Paul Howarth wrote:
On Thu, 2005-12-08 at 22:06 -0600, Mike McCarty wrote:
From the Wikipedia article
http://en.wikipedia.org/wiki/Spam_%28electronic%29
[QUOTE MODE ON]
Spamming is a kind of network abuse. It's the abuse of any electronic
communications medium to send unsolicited messages to someone in bulk.
While its definition usually extends to any unsolicited bulk electronic
communication, some exclude from the definition of the term "spam"
messages considered by the receiver (or even just the sender) to be
targeted, non-commercial, or wanted.
[QUOTE MODE OFF]
It appears that this message was sent in bulk, without solicitation.
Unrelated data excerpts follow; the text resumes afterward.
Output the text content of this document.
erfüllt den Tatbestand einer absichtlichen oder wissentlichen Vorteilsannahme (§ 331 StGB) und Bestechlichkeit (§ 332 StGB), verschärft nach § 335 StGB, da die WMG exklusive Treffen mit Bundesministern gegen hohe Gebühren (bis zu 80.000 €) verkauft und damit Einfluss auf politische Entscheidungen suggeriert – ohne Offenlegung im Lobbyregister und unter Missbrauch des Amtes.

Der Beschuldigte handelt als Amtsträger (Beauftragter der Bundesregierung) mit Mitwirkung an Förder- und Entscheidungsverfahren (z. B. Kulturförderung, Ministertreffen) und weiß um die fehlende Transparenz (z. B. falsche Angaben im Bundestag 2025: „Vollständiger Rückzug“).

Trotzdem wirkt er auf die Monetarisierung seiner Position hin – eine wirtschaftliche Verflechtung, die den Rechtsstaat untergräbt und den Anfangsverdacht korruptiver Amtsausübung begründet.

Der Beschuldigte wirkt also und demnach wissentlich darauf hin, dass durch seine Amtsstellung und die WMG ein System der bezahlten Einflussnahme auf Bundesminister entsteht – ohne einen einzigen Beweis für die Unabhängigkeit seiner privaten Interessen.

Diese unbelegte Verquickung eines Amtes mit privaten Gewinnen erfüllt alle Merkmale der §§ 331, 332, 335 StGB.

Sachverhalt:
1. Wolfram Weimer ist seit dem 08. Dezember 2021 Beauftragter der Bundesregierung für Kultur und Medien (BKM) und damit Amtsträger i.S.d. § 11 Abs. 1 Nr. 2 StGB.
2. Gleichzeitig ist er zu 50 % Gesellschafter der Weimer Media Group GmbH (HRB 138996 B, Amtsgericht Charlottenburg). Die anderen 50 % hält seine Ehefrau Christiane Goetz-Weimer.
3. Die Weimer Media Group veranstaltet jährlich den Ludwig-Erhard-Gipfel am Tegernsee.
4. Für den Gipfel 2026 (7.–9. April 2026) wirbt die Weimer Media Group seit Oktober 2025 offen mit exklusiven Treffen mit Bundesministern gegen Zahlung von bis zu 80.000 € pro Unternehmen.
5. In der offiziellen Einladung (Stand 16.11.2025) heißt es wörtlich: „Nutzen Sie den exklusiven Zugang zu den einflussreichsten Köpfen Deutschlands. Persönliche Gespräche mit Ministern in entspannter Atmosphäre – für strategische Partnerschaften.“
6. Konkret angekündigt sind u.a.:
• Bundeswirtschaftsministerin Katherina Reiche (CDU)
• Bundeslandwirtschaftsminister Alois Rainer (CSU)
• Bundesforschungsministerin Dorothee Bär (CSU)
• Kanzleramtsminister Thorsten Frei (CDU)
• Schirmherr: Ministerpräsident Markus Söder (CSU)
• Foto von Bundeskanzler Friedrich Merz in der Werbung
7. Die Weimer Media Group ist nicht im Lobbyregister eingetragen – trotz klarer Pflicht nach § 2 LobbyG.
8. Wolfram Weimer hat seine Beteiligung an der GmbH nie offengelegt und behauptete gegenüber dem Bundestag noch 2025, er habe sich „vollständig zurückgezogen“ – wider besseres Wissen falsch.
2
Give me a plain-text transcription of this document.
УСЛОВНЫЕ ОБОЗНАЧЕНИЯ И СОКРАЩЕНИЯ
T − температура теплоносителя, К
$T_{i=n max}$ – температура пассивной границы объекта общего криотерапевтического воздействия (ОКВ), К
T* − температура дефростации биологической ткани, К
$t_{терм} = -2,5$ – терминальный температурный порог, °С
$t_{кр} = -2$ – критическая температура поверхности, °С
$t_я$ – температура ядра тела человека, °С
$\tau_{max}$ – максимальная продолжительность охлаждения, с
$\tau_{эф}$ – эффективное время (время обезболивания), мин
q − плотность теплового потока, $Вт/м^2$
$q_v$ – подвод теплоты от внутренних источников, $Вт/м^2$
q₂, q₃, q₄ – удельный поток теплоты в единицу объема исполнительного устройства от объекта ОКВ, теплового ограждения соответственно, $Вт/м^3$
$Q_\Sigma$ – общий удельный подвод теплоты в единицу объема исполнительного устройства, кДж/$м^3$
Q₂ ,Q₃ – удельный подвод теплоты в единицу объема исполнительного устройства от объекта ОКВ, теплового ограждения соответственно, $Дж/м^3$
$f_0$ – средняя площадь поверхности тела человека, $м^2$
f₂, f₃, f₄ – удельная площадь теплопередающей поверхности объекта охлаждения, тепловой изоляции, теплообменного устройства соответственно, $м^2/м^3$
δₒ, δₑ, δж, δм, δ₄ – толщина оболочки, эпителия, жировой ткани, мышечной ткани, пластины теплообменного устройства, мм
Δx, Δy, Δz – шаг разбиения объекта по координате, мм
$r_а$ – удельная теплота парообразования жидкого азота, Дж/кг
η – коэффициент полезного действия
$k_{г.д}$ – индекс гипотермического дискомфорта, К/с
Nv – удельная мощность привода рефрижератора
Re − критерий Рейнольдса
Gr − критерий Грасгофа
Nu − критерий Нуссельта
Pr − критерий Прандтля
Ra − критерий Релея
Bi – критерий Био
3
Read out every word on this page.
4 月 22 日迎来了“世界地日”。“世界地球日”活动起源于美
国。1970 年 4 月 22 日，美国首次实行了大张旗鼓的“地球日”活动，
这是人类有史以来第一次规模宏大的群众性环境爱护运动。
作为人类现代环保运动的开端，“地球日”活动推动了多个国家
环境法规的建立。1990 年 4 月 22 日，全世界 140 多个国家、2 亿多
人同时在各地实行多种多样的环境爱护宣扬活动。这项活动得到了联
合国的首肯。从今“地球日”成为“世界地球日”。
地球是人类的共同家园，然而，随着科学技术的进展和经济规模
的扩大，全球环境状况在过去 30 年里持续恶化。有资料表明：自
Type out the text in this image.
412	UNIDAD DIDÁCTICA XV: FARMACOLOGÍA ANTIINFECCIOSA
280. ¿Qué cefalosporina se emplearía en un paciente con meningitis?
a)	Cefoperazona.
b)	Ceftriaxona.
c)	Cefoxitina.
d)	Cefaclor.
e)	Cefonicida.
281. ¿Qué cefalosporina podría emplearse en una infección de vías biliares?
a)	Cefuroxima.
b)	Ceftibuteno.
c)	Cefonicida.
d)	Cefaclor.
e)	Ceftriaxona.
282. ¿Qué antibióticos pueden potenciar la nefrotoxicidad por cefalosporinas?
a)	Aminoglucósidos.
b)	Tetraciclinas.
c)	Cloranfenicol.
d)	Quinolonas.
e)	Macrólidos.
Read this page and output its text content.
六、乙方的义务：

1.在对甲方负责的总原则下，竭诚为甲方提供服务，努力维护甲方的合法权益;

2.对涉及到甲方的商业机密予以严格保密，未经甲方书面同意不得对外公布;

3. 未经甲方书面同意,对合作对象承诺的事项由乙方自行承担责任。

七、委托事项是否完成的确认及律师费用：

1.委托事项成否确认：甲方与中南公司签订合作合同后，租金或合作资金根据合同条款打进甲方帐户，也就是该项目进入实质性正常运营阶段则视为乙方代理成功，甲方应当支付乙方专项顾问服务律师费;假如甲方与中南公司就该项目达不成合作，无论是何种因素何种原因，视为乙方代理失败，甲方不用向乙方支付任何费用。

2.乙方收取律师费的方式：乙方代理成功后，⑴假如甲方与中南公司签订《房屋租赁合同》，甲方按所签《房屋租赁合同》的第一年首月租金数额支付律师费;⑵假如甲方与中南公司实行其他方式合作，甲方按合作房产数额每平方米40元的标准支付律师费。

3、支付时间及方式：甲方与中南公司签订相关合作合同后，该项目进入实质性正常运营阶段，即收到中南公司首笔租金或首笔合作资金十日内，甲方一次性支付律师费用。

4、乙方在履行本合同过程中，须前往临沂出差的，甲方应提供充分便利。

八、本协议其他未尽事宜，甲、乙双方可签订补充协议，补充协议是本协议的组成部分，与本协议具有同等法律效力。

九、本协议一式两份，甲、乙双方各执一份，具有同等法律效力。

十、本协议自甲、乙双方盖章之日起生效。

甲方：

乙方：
It also appears that you consider it not to be SPAM because you
don't object to it. But that does not (according to this article)
mean that others are required not to consider it SPAM.
So, I guess it's SPAM, and you are a SPAMMER.
"SPAM" is the Hormel meat product
"spam" is the scourge of the Internet
ref: http://www.spam.com/ci/ci_in.htm
Nope. The capitalization or non-capitalization does not affect the
trademark status in this case. If the word is used to refer to
unsolicited e-mail, it is not a use of the trademark, period, regardless
of capitalization.
If it is used to refer to the specially processed ham food, then it
is trademark.
IMHO the OP's email was reasonably on-topic for this list (which was
solicited by all list members) and therefore not spam. However, in David
Cary Hart's case, where he received the email separately and
unsolicited, *that* was spam.
Paul.
--
p="p=%c%s%c;main(){printf(p,34,p,34);}";main(){printf(p,34,p,34);}
This message made from 100% recycled bits.
You have found the bank of Larn.
I can explain it for you, but I can't understand it for you.
I speak only for myself, and I am unanimous in that!